Although congenial in dialog, Jiang could be remarkably exact. He gently corrected a customer who described the inside scenes as feeling “lonely.” “Solitude, not lonliness. There’s a distinction,” he replied.
Phrases matter—particularly after they crystallize an artist’s intent. Loneliness suggests an undesirable situation, imposed by circumstance; solitude, in contrast, is a deliberate alternative. It’s in these quiet, contemplative moments—amid probably the most strange objects—that Jiang hopes we’ll uncover scintillating visible pleasure.
As Eric joked, “Wayne have to be doing nicely, contemplating how usually he appears to eat out.” Whereas I can not verify the reality of that assertion, one factor is obvious: these should not Michelin-starred institutions. They’re deliberately nondescript, missing any sturdy geographic markers—suggesting a sort of common familiarity.

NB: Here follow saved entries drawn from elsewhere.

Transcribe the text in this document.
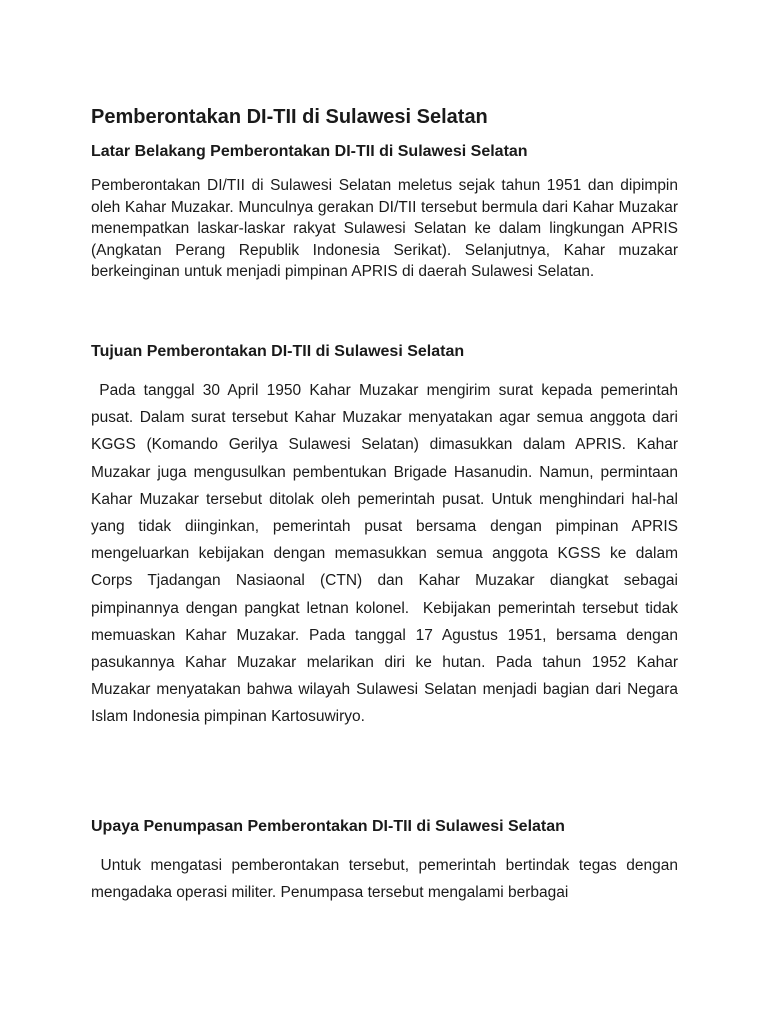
Pemberontakan DI-TII di Sulawesi Selatan
Latar Belakang Pemberontakan DI-TII di Sulawesi Selatan

Pemberontakan DI/TII di Sulawesi Selatan meletus sejak tahun 1951 dan dipimpin oleh Kahar Muzakar. Munculnya gerakan DI/TII tersebut bermula dari Kahar Muzakar menempatkan laskar-laskar rakyat Sulawesi Selatan ke dalam lingkungan APRIS (Angkatan Perang Republik Indonesia Serikat). Selanjutnya, Kahar muzakar berkeinginan untuk menjadi pimpinan APRIS di daerah Sulawesi Selatan.

Tujuan Pemberontakan DI-TII di Sulawesi Selatan

Pada tanggal 30 April 1950 Kahar Muzakar mengirim surat kepada pemerintah pusat. Dalam surat tersebut Kahar Muzakar menyatakan agar semua anggota dari KGGS (Komando Gerilya Sulawesi Selatan) dimasukkan dalam APRIS. Kahar Muzakar juga mengusulkan pembentukan Brigade Hasanudin. Namun, permintaan Kahar Muzakar tersebut ditolak oleh pemerintah pusat. Untuk menghindari hal-hal yang tidak diinginkan, pemerintah pusat bersama dengan pimpinan APRIS mengeluarkan kebijakan dengan memasukkan semua anggota KGSS ke dalam Corps Tjadangan Nasiaonal (CTN) dan Kahar Muzakar diangkat sebagai pimpinannya dengan pangkat letnan kolonel.  Kebijakan pemerintah tersebut tidak memuaskan Kahar Muzakar. Pada tanggal 17 Agustus 1951, bersama dengan pasukannya Kahar Muzakar melarikan diri ke hutan. Pada tahun 1952 Kahar Muzakar menyatakan bahwa wilayah Sulawesi Selatan menjadi bagian dari Negara Islam Indonesia pimpinan Kartosuwiryo.

Upaya Penumpasan Pemberontakan DI-TII di Sulawesi Selatan

Untuk mengatasi pemberontakan tersebut, pemerintah bertindak tegas dengan mengadaka operasi militer. Penumpasa tersebut mengalami berbagai
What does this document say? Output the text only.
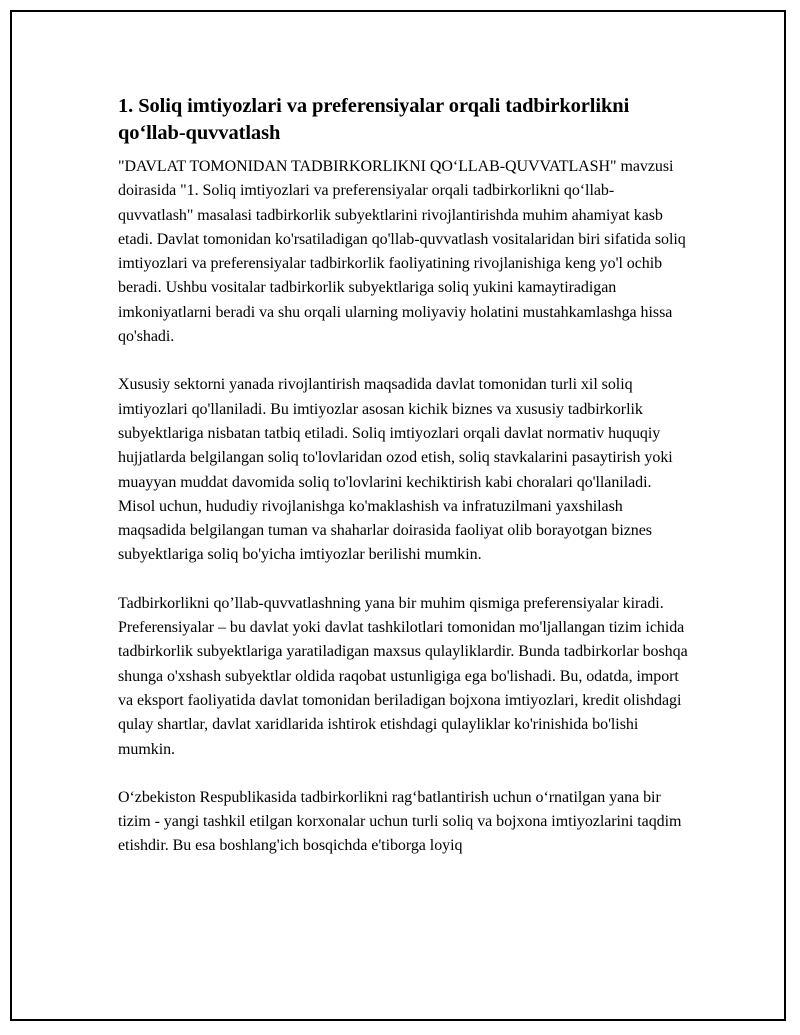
1. Soliq imtiyozlari va preferensiyalar orqali tadbirkorlikni qo‘llab-quvvatlash

"DAVLAT TOMONIDAN TADBIRKORLIKNI QO‘LLAB-QUVVATLASH" mavzusi doirasida "1. Soliq imtiyozlari va preferensiyalar orqali tadbirkorlikni qo‘llab-quvvatlash" masalasi tadbirkorlik subyektlarini rivojlantirishda muhim ahamiyat kasb etadi. Davlat tomonidan ko'rsatiladigan qo'llab-quvvatlash vositalaridan biri sifatida soliq imtiyozlari va preferensiyalar tadbirkorlik faoliyatining rivojlanishiga keng yo'l ochib beradi. Ushbu vositalar tadbirkorlik subyektlariga soliq yukini kamaytiradigan imkoniyatlarni beradi va shu orqali ularning moliyaviy holatini mustahkamlashga hissa qo'shadi.

Xususiy sektorni yanada rivojlantirish maqsadida davlat tomonidan turli xil soliq imtiyozlari qo'llaniladi. Bu imtiyozlar asosan kichik biznes va xususiy tadbirkorlik subyektlariga nisbatan tatbiq etiladi. Soliq imtiyozlari orqali davlat normativ huquqiy hujjatlarda belgilangan soliq to'lovlaridan ozod etish, soliq stavkalarini pasaytirish yoki muayyan muddat davomida soliq to'lovlarini kechiktirish kabi choralari qo'llaniladi. Misol uchun, hududiy rivojlanishga ko'maklashish va infratuzilmani yaxshilash maqsadida belgilangan tuman va shaharlar doirasida faoliyat olib borayotgan biznes subyektlariga soliq bo'yicha imtiyozlar berilishi mumkin.

Tadbirkorlikni qo’llab-quvvatlashning yana bir muhim qismiga preferensiyalar kiradi. Preferensiyalar – bu davlat yoki davlat tashkilotlari tomonidan mo'ljallangan tizim ichida tadbirkorlik subyektlariga yaratiladigan maxsus qulayliklardir. Bunda tadbirkorlar boshqa shunga o'xshash subyektlar oldida raqobat ustunligiga ega bo'lishadi. Bu, odatda, import va eksport faoliyatida davlat tomonidan beriladigan bojxona imtiyozlari, kredit olishdagi qulay shartlar, davlat xaridlarida ishtirok etishdagi qulayliklar ko'rinishida bo'lishi mumkin.

O‘zbekiston Respublikasida tadbirkorlikni rag‘batlantirish uchun o‘rnatilgan yana bir tizim - yangi tashkil etilgan korxonalar uchun turli soliq va bojxona imtiyozlarini taqdim etishdir. Bu esa boshlang'ich bosqichda e'tiborga loyiq
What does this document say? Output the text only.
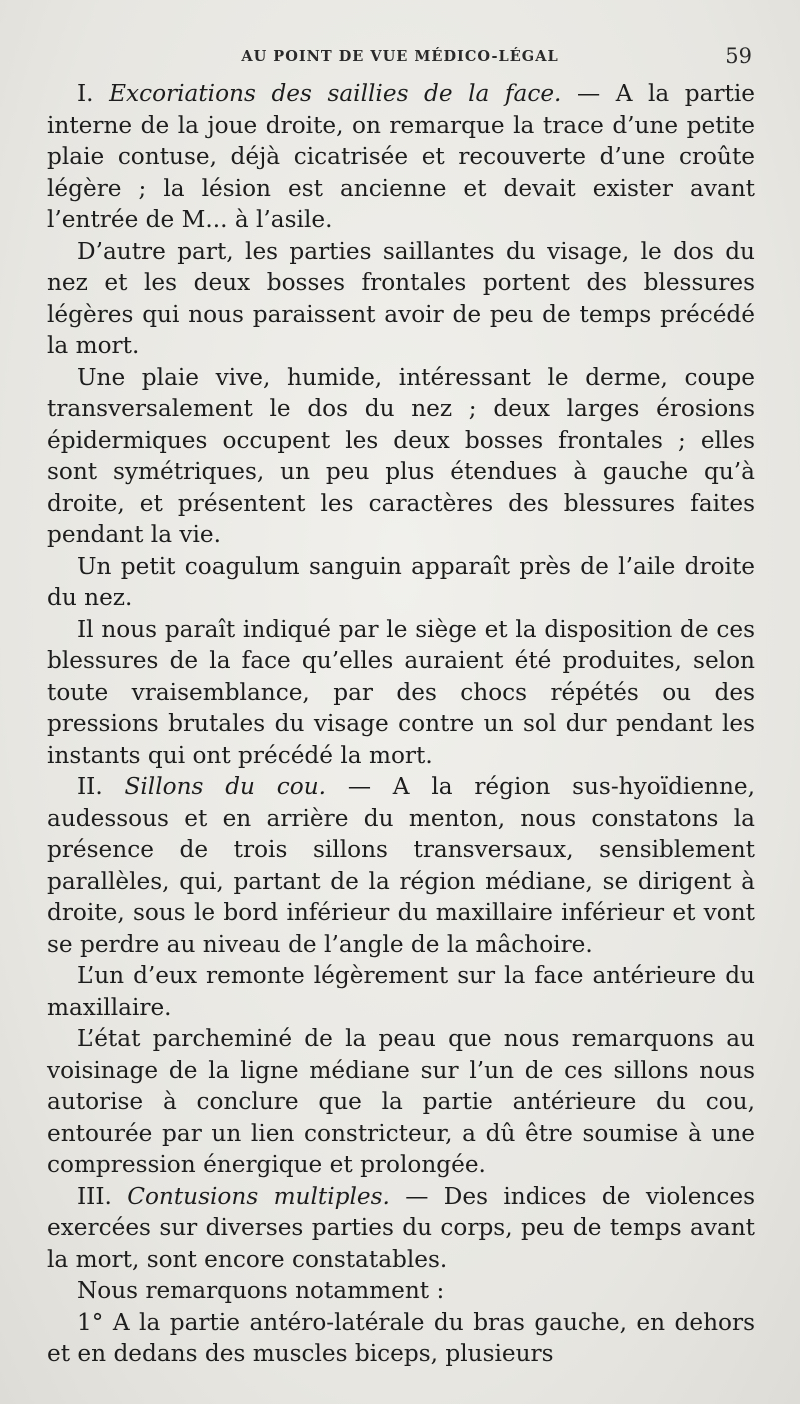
AU POINT DE VUE MÉDICO-LÉGAL	59

I. Excoriations des saillies de la face. — A la partie interne de la joue droite, on remarque la trace d’une petite plaie contuse, déjà cicatrisée et recouverte d’une croûte légère ; la lésion est ancienne et devait exister avant l’entrée de M... à l’asile.

D’autre part, les parties saillantes du visage, le dos du nez et les deux bosses frontales portent des blessures légères qui nous paraissent avoir de peu de temps précédé la mort.

Une plaie vive, humide, intéressant le derme, coupe transversalement le dos du nez ; deux larges érosions épidermiques occupent les deux bosses frontales ; elles sont symétriques, un peu plus étendues à gauche qu’à droite, et présentent les caractères des blessures faites pendant la vie.

Un petit coagulum sanguin apparaît près de l’aile droite du nez.

Il nous paraît indiqué par le siège et la disposition de ces blessures de la face qu’elles auraient été produites, selon toute vraisemblance, par des chocs répétés ou des pressions brutales du visage contre un sol dur pendant les instants qui ont précédé la mort.

II. Sillons du cou. — A la région sus-hyoïdienne, audessous et en arrière du menton, nous constatons la présence de trois sillons transversaux, sensiblement parallèles, qui, partant de la région médiane, se dirigent à droite, sous le bord inférieur du maxillaire inférieur et vont se perdre au niveau de l’angle de la mâchoire.

L’un d’eux remonte légèrement sur la face antérieure du maxillaire.

L’état parcheminé de la peau que nous remarquons au voisinage de la ligne médiane sur l’un de ces sillons nous autorise à conclure que la partie antérieure du cou, entourée par un lien constricteur, a dû être soumise à une compression énergique et prolongée.

III. Contusions multiples. — Des indices de violences exercées sur diverses parties du corps, peu de temps avant la mort, sont encore constatables.

Nous remarquons notamment :

1° A la partie antéro-latérale du bras gauche, en dehors et en dedans des muscles biceps, plusieurs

To his credit score, Jiang meticulously information the supply of every setting. For Chinese language Restaurant Spherical Desk, the reference is the Ambassador Restaurant and Lounge on Sandy. “The restaurant was okay. However the desk setting was nice,” he remarks whereas circling his thumb and index finger. Maybe it’s in these unremarkable eating places the place moments of solitude usually tend to come up.
Nonetheless fleeting these moments could also be, when captured in Jiang’s work they turn out to be visually resonant—wealthy within the vocabulary of geometric shapes, coloration, and line. Shapes intersect, interlock, and echo throughout reflective surfaces, forming quiet visible dialogues.
My private favourite is Purple Chairs Purple Tables. It stopped me in my tracks as I adopted how the nook of a pink chair casts its shadow onto a barely angled patch of sunshine, framed by a close-by window. That patch of sunshine then crawls upward over wooden wainscoting, interspersed with parallel trim, then rising onto a comfortable blue wall. In that second, each object appears to fall into excellent placement inside an natural complete, as if guided by an invisible hand. Jiang is true: what might be extra joyful than stumbling upon magnificence in probably the most surprising of locations?

Past GuardinoIf you’re heading to the Alberta neighborhood, it’s additionally price visiting two close by galleries. At Blind Insect, Birds and Biomes by Menka Desai options 4 units of triptychs, every representing a definite ecosystem: tropical rainforest, wetland, Sonoran desert, and the boreal forests of the far north.

At Antler Gallery, amidst hyperrealistic depictions of animals and birds, Yelena Bryksenkova’s small works on paper—created with gouache and coloured pencil—introduce a quiet nuance and melancholy. Her uncanny visible language blends fashionable minimalism — usually in flat and simplified varieties — with an archaic register system that imposes a way of structural hierarchy—all set inside the familiarity of the home realm.